In the classic film The Breakfast Club aspiring principal Richard Vernon watches over a brain, a basket case, an athlete, a princess, and a criminal, during a Saturday detention.  Does this sound like your Board?  The day at Shermer High School is an entertaining one, with this “Breakfast Club” of rapscallions being largely misunderstood by the watchful Mr. Vernon.

Just as Mr. Vernon watched over the Breakfast Club, the Colorado Civil Rights Division watches your actions when it comes to your treatment of a disabled individual’s request for a reasonable accommodation and reasonable modification.  Unlike Mr. Vernon and the Breakfast Club, the process for handling a request for a reasonable accommodation or modification is a serious one and should not be taken lightly.
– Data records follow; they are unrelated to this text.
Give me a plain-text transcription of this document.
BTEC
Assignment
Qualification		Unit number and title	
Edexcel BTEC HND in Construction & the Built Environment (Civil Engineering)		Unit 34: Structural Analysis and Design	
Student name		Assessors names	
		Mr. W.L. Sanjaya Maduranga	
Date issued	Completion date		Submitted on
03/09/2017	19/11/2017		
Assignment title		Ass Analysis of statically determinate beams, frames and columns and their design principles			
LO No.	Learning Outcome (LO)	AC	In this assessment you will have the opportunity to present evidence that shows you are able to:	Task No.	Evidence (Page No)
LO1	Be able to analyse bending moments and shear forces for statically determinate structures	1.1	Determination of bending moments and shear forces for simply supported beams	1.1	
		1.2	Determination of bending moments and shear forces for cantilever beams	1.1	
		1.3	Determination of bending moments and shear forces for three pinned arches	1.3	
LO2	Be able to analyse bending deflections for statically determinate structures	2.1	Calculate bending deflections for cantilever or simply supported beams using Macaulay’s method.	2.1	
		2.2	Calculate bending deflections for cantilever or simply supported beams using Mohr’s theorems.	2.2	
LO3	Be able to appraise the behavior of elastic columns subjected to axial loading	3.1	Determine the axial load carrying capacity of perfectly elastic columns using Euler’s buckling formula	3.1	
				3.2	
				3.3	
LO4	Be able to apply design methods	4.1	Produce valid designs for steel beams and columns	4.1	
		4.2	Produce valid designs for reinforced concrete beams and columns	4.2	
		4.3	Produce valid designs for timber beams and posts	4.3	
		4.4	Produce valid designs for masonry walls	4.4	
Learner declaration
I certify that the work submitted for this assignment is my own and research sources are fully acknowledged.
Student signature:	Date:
You may or may not be aware, but the federal and Colorado fair housing laws apply to homeowner associations.  These laws require an association to make reasonable accommodations and modifications for disabled residents in the community, when requested.  A reasonable accommodation is an alteration to the association’s covenants, rules, regulations, policies or services to provide the person equal use and enjoyment of the home.  A reasonable modification is an alteration made to the building, common elements or limited common elements to provide the person equal use and enjoyment of the home.

The CCRD is the state agency charged with ensuring your compliance with these laws.  These laws are often times unknown or misunderstood, which leads to treatment of a disabled person that may be considered illegal by the CCRD.  A board’s intentions can be easily misunderstood or worse misguided, which invites a discussion among you, your lawyer and the CCRD.  This is about as fun as a Saturday detention – not that I have been there.

One of the best means to avoid this scenario, besides consulting with your lawyer, is to adopt a reasonable accommodation or reasonable modification policy.  The policies are beneficial for a variety of reasons, but primarily because they provide a road map for the homeowners and the association to follow.  The policies are similar to your SB100 and SB89 policies that guide the parties about how a particular issue will be addressed.  It outlines each party’s responsibilities and provides a format for a dialogue to take place.

The policy also illustrates that the association takes its legal responsibilities seriously.  Just as the responsible Associations quickly adopted their SB100 and SB89 policies, a responsible association takes the lead other legal on all legal obligations.  Adopting a policy is an affirmative statement to the members in your community that you take these responsibilities seriously and are sensitive to the rights of your disabled community.

A third benefit is it establishes a written policy for future boards to follow.  Boards frequently experience turnover and a written policy such as this provides the future board the road map discussed above.  Further, the policy is designed to create a paper trail that future boards can use to review and determine how a similar request was handled in the past.  This allows for consistency.

Overall, the policies will help your board address a request for a reasonable accommodation or modification from a disabled person in a fair and legal manner.  Our experience is that most associations do not have such a policy, despite its tremendous benefits.  We encourage all associations to adopt such a policy and become a member of this exclusive club.  It is far better than becoming a member of the misunderstood Breakfast Club.

As you know, being a member of this club guarantees you a Saturday detention or worse, a visit with the CCRD.  Just as Mr. Vernon stated to John Bender, “you mess with the bull, you get the horns.”  Adopting a reasonable accommodation and reasonable modification policy is your first step to avoiding this unpleasant experience; because make no mistake, it will be an unpleasant experience.